Article Preview
Top1. Introduction
Today’s data is doubling every two years, the semi-structured data or self-describing data accounts for more than 80% of the data collected by different organizations including the healthcare industry in Holzinger, Andreas, Pasi, Gabriella (Eds. 2013). Healthcare data includes rich sources and diverse types, and new data is continuously and rapidly generated. Especially semi-structured data or self-describing data generation) is growing exponentially after 2010. Moreover, Electronic Health Records (EHRs) are often integrated from multiple data sources or different Health Information Technology (HIT) systems. These data sources include biochips, genomic data, biometric data, clinical data, claims, geo-based biosensor information, environmental factors or risks, and so on.
Due to the rapid worldwide development of communication and information technology, the digital revolution creates an E-Health Era for the communication between doctors and patients (Jonathan P Weiner, 2012). In the E-Health Era, electronic devices mediate the interaction of physicians and patients for health care delivery, making the face-to-face contacts between patients and doctors less common, which is the special nature of the doctor/patient relationship. The digital practice milieu surrounds both the provider and the patient of advanced healthcare systems. Some devices or information systems support the doctor/patient interaction, e.g. claim management/health IT systems and biometric/telemedicine/remote patient monitoring. Also, these systems store different types of communication data (including EHRs and PHRs).
In the past, Relational Databases Management System (RDBMS) or Enterprise Data Warehouse (EDW) had been the default choice for data analysis. However, the use of non-relational databases (i.e. NOSQL), such as HBase and MongoDB, is rapidly growing due to their capability to overcome cost/time challenges for big data analysis. In comparison to RDBM or EDW, NOSQL databases can much better handle structured, semi-structured and unstructured data with storage volume in TBs or PBs in a short release cycle time (Tugdual Grallv, 2016).
Big data has the 4-V features (i.e. volume, variety, velocity and veracity) and big data analysis has the 5-M features (i.e. measure, mapping, method, meaning and matching). Certainly, big data should have a large data size (e.g. the digital healthcare data will be 25,000 petabytes in 2020). Besides volume, big data should have different data types (e.g. medical sensor data, clinician notes, epidemiology and behavior data, social networks are useful healthcare data sources); velocity is also an important feature of big data, which is determined by the timeliness of data creation (e.g. 2 million claims are daily produced or HIT real-time archives claims into databases); as valid data sources, big data should have a good data accuracy and completeness. The data sources with large biases, noises or errors should not be viewed as acceptable data, even if these data sources have a large size and various data types (Gandomi & Haider, 2015; Courtney, 2013).

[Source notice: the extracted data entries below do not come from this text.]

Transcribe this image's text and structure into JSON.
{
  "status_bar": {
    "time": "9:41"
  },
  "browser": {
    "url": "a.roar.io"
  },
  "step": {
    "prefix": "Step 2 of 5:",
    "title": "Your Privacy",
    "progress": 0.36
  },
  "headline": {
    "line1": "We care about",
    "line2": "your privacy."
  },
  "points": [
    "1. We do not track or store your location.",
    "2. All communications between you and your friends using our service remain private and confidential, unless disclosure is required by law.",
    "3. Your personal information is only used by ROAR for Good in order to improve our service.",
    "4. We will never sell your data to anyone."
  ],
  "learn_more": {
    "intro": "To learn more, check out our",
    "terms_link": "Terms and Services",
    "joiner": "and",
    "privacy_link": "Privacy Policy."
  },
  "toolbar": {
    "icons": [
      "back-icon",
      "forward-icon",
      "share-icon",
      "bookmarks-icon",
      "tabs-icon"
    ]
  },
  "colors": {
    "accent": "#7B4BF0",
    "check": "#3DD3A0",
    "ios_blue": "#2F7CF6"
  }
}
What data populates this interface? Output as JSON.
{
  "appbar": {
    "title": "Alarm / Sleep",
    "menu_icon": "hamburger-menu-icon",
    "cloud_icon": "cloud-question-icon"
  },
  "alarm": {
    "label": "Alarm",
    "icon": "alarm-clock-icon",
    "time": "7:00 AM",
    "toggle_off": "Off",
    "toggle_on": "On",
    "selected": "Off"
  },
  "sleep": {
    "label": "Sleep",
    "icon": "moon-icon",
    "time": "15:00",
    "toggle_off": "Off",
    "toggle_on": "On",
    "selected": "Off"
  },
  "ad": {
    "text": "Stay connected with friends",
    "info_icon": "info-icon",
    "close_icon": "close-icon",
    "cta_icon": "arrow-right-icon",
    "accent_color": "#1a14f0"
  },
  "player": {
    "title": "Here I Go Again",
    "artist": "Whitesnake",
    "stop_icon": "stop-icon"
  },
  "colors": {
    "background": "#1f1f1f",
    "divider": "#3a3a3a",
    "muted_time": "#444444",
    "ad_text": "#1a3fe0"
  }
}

In the 5-M features, data measure is the above 4-V, and data mapping means data integration and interoperability in data analysis. Analytic methods of big data include data exploration, prediction, modeling, simulation and visualization. Also, big data analysis is the process of knowledge discovery and gain the meaning or implication from the data analytic results (Kharrazi, 2013). For instance, data analyses support evidence-based medical research or the conclusions of data results are helpful to make some clinical practice guidelines. Certainly, the outcomes of big data analyses should fit the health goals such as triple aims and the affordable care act.